On the day following Bhatti's assassination, hundreds of Christian demonstrators reportedly took to the streets across Punjab, with protesters burning tires and demanding justice. According to Minorities Concern of Pakistan, "Investigators are divided over the assassination case with some in the Islamabad police pointing the fingers at the Taliban and al-Qaeda". A pamphlet found at his crime scene mentioned the Punjabi Taliban. Later in 2011, an attempt was also made to shift the blame to "internal squabbles" among Christians. According to the same group, the identity of Bhatti's murderer was still unknown. In the months that followed, minority groups in Pakistan demanded the formation of a commission to probe the Bhatti case.

=== Reactions ===
- Domestic
- Farahnaz Ispahani, an aide to President Asif Ali Zardari, condemned the assassination, saying: "This is a concerted campaign to slaughter every liberal, progressive and humanist voice in Pakistan." President Zardari vowed to combat the forces of obscurantism, and said, "we will not be intimidated nor will we retreat." The government declared three days of mourning. However, when the prime minister, Yousaf Raza Gillani, led a two-minute silence in parliament, three members of the Jamiat Ulema-i-Islam party remained seated. Rafi Usmani, the grand mufti of Pakistan, referred to the possibility of the assassination being "an American conspiracy to defame the government of Pakistan, Muslims and Islam." The Pakistani delegate to the United Nations Human Rights Council, Asim Ahmad, said that it would not be right to link Bhatti's murder to the issue of blasphemy. Ahmad said freedom of speech could not justify defamation and blasphemy; "It is important to prevent the deliberate campaign of defamation of Islam and its Prophet."

- Foreign
- The European Union condemned the murder, and expressed their concern about the climate of intolerance on the controversial blasphemy laws, and the United Nations High Commissioner for Human Rights called on Pakistan to reform its blasphemy laws.

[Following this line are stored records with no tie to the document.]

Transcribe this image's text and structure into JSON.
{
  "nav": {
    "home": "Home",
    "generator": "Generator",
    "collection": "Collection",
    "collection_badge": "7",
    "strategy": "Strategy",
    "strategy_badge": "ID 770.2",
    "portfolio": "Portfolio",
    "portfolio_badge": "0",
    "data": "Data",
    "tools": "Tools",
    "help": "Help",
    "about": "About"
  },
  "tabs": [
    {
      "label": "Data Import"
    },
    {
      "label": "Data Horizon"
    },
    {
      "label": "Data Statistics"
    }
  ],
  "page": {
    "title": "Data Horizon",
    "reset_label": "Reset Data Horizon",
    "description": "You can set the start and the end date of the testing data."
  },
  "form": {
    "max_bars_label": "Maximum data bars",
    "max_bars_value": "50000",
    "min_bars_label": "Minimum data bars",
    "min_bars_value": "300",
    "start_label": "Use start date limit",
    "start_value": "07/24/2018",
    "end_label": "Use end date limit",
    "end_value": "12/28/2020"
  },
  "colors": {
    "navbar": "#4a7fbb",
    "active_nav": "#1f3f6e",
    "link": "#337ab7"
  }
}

Leaders of Australia, Canada, France, Germany, India, Spain, UK, USA, and the Vatican expressed their shock and condemnation of his killing.

- Church
- On the first anniversary of his death Pakistani Catholic priests called for the Pakistani Catholic bishops to open the cause of canonisation for Bhatti. Afterwards Pakistani bishops sent a formal request to the Pope to officially name Bhatti a martyr. Bhatti's canonisation is also supported by Cardinal Keith O'Brien, who has said that he could be patron of "Justice and Peace in Pakistan or even Asia". The Bible owned by Shahbaz Bhatti was placed in San Bartolomeo all'Isola as a relic of a 21st-century martyr, part of the memorial to 20th- and 21st-century martyrs.